Since there are various molecules of interest in these clouds, we can take several images with filters corresponding to different gases: One popular selection is Silicon, Hydrogen and Oxygen (or to be precise, specific ionised forms of these gases: SII, Ha and OIII). The resulting images will still appear grey, because the camera itself is monochrome, but if we then colour them in Red, Green and Blue respectively, we can mix them together to create a full colour image. That particular set is known as the Hubble Palette, since it is a standard combination used for all those beautiful images from the Hubble Space Telescope.
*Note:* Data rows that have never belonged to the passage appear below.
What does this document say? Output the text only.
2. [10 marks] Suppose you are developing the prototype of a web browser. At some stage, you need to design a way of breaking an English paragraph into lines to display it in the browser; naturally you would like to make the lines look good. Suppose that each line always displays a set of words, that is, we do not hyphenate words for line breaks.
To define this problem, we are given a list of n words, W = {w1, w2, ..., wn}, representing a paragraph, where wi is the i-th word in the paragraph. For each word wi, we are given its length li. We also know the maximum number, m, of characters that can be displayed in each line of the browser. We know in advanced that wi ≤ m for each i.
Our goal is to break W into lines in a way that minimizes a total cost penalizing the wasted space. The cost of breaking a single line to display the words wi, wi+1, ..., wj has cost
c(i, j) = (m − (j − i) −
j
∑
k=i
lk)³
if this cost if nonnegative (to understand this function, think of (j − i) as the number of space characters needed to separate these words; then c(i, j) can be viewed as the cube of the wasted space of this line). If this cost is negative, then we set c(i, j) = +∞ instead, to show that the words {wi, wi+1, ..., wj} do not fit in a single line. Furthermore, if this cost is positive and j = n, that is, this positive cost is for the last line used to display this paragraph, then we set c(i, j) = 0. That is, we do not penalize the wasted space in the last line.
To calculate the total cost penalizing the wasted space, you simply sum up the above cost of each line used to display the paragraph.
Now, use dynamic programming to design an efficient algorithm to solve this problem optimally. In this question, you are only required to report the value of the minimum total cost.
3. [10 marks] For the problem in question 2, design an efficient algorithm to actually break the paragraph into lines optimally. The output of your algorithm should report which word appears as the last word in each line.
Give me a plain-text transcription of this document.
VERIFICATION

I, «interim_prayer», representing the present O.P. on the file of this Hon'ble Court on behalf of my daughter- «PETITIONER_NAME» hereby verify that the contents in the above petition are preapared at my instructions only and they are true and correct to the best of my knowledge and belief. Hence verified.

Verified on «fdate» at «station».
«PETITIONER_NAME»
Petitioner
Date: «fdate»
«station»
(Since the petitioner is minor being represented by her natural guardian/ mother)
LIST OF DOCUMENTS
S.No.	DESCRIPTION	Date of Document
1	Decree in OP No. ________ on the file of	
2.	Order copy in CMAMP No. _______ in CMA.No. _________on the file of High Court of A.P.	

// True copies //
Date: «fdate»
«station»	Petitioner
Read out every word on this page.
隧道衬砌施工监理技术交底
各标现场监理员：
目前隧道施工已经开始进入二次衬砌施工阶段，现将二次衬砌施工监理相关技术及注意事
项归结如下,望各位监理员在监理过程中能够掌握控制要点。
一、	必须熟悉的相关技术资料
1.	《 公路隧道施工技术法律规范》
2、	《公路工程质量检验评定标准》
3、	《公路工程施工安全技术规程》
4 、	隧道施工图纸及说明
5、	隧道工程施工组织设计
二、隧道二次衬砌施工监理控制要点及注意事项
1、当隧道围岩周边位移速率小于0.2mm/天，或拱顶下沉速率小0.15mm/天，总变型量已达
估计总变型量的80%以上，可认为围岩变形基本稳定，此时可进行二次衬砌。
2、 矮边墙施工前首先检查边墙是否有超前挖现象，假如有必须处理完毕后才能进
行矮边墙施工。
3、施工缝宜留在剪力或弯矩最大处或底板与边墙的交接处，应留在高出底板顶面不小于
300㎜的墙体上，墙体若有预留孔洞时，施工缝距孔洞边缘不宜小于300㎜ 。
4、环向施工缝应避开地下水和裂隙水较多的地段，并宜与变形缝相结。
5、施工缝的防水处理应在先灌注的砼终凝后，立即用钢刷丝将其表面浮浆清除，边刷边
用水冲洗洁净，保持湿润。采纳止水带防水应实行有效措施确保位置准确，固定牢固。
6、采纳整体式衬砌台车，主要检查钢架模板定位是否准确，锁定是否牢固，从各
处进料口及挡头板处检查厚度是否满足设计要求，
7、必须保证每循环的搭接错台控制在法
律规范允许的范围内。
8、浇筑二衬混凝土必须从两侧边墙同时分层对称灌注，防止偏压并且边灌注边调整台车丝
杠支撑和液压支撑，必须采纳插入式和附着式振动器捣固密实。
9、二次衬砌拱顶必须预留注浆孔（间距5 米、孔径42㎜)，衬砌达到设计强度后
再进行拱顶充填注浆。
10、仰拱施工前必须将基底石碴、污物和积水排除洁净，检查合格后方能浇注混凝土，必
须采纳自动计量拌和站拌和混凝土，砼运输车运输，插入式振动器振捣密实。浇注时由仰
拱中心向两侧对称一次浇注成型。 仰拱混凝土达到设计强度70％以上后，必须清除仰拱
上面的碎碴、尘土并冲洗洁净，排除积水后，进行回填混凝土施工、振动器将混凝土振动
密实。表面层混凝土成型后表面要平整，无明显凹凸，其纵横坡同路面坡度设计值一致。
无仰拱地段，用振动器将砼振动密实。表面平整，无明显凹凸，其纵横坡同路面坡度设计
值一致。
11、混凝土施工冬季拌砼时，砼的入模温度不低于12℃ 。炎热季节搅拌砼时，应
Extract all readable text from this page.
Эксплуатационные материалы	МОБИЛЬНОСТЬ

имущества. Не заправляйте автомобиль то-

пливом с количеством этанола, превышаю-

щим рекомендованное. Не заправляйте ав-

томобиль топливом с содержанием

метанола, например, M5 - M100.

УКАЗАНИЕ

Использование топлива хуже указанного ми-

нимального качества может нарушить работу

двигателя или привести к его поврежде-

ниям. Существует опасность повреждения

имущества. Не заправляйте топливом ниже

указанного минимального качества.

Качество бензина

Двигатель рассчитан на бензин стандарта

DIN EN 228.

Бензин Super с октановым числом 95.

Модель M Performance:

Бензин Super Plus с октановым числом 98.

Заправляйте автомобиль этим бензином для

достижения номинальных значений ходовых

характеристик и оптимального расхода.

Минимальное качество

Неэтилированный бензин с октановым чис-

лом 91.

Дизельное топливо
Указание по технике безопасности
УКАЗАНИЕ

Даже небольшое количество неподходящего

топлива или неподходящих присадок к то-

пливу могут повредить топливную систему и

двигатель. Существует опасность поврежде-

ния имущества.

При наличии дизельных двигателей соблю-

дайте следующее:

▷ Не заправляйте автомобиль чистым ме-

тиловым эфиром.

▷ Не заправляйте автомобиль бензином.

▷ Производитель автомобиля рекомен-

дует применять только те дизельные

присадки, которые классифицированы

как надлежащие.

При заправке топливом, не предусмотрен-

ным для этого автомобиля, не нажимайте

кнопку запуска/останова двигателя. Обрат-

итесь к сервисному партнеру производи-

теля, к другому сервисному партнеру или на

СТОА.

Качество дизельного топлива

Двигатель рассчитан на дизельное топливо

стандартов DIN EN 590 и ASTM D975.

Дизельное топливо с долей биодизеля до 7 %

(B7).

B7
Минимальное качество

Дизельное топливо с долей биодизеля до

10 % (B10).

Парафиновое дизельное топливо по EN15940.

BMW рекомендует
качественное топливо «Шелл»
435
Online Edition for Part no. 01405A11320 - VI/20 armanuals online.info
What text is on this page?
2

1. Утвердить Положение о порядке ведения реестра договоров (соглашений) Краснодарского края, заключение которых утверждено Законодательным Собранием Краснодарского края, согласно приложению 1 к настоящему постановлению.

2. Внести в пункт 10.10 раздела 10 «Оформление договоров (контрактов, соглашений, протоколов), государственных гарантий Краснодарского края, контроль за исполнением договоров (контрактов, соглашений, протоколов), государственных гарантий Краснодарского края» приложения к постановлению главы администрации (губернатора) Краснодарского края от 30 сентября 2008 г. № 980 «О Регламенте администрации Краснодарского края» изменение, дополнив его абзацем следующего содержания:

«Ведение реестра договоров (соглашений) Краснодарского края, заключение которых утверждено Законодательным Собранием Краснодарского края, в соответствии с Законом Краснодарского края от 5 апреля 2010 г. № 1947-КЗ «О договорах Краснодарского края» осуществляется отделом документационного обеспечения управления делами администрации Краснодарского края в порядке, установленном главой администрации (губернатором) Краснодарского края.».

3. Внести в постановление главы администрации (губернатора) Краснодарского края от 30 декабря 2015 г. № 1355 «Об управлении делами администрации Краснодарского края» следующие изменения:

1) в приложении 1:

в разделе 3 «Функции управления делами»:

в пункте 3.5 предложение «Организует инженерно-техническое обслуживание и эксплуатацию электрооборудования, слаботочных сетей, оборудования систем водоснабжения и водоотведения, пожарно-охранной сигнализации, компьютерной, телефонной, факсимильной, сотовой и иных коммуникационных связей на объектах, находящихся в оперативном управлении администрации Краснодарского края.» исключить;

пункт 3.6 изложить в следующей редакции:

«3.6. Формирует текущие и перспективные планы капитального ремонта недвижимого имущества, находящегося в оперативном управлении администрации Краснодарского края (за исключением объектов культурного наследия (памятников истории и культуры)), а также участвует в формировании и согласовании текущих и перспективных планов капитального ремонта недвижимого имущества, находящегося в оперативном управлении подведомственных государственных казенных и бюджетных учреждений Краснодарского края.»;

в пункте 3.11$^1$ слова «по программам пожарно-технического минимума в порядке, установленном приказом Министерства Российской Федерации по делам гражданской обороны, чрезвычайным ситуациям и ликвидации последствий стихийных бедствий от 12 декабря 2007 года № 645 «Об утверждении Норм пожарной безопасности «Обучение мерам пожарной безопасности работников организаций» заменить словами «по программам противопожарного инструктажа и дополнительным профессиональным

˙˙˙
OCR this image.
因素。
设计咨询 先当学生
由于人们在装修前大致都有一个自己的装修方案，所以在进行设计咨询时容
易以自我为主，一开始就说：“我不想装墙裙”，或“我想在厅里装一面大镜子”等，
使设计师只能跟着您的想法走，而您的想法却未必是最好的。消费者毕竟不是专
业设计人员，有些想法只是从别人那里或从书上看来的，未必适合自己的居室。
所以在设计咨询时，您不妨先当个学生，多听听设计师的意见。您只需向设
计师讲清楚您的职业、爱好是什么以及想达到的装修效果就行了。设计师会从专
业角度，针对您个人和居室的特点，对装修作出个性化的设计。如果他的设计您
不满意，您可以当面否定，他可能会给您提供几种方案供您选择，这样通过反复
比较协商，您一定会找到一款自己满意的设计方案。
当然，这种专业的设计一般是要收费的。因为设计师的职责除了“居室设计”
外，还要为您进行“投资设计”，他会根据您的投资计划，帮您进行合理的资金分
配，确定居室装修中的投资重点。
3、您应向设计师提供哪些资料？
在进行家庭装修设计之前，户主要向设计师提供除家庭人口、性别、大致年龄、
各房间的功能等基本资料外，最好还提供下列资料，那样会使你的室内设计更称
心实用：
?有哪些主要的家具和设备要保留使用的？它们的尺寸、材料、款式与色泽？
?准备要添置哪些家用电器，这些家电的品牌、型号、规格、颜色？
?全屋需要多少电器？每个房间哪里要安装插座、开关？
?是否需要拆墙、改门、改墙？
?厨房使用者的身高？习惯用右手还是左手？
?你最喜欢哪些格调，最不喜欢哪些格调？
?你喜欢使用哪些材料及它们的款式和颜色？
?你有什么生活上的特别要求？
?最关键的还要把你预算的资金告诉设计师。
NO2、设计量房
Now purists will note that the resulting image does NOT represent the “true” appearance of the nebula, since it is highly filtered and uses “False-colour”. However, if you’re going to treat the performance of the human eye as the only accurate gauge of how a camera should perform then you have to abandon astrophotography altogether, since the entire field is based on revealing objects to small or faint to be seen any other way. In fact, there is a movement to replace the term “False Colour Image” with “Enhanced Colour”, since it suggests that the image is fake, when in fact it is merely a different representation: Like a medical X-ray, we’re revealing what is actually there, and there is nothing false about it.